Foto: © Fotolia/Dimonika
Foto: © Fotolia/Dimonika

In Deutschland erlebt die Raumfahrt eine neue mediale Aufmerksamkeit. Astronaut Alexander Gerst dürfte dabei ein Glücksfall für die zuständigen Kommunikationsprofis bei der ESA und dem DLR sein. Die AnalystInnen des Medienbeobachters Landau Media haben sich den Beginn der zweiten Weltraummission von „Astro-Alex“ in den Online-Medien einmal genauer angeschaut. Fazit: Die Online-Reichweite ist astronomisch.
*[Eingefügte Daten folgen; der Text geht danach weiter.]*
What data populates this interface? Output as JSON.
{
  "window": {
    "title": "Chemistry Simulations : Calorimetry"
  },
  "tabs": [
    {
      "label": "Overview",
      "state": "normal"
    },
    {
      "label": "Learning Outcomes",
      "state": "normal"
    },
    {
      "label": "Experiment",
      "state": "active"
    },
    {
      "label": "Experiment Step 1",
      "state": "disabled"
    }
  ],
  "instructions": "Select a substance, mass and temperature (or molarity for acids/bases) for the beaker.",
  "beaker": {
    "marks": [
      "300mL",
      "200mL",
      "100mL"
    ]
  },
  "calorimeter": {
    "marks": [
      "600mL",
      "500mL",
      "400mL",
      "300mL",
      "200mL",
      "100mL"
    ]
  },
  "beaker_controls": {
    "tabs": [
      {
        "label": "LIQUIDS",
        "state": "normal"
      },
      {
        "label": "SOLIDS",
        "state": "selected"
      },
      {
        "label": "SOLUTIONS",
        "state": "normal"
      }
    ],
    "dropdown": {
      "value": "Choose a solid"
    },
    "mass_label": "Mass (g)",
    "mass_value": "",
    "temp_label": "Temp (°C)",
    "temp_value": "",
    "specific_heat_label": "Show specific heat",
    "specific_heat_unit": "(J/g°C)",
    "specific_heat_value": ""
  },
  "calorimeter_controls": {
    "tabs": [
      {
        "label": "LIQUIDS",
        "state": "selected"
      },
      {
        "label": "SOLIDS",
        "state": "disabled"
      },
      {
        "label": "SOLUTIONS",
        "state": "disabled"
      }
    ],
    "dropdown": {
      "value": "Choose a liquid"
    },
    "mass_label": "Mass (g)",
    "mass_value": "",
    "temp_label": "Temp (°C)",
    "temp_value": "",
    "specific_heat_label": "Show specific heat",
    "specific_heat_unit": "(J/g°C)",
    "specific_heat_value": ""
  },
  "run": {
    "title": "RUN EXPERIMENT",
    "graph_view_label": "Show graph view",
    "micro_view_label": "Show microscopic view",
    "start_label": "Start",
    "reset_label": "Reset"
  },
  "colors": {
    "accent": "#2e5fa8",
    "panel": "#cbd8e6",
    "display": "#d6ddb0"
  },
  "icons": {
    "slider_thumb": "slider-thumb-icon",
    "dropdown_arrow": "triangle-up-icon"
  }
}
Der Weltraum mit seinen unendlichen Weiten fasziniert die Menschheit nicht erst, seit Juri Gagarin 1961 seinen spektakulären Raumflug absolvierte und die Erde umrundet. 57 Jahre später, ein Wimpernschlag in der Menschheitsgeschichte, scheint der Aufbruch in die Tiefen des Alls und die Kolonialisierung fremder Welten zum Greifen nahe.

Auf der Raumstation ISS, dem weitentferntesten Außenposten der Welt, leben und forschen Astronauten verschiedener Nationalitäten gemeinschaftlich in dem Bestreben, das Leben und die Dynamiken unserer Welt besser verstehen zu wollen, aber auch um neue Horizonte zu entdecken und womöglich in naher Zukunft zu bereisen. Einer von ihnen ist der gebürtige Künzelsauer Alexander Gerst. Der 42-jährige Geophysiker und leidenschaftliche Lehrer ist nach seinem ersten Aufenthalt im Jahr 2014 nun bereits das zweite Mal an Bord des fußballfeldgroßen Kolosses, der mit einer durchschnittlichen Geschwindigkeit von 27.000 km/h in 400 km Höhe um unseren Planeten kreist. Als erster deutscher Kommandant der ISS ist Gerst am 6. Juni 2018 mit dem russischen Kosmonauten Sergeij Prokopjew und der amerikanischen Bordingenieurin Serena Maria Auñón-Chancellor von dem kasachischen Weltraumbahnhof in Baikonur gestartet. Nach zwei Tagen an Bord einer Sojus-Raumkapsel erreichte die Besatzung dann am 8. Juni nach 34 Erdumrundungen unbeschadet die internationale Raumstation. Der Start der „Horizons“-Mission war ein gewaltiges mediales Ereignis, welches auf der ganzen Welt gespannt verfolgt und vielfach in den Medien thematisiert wurde.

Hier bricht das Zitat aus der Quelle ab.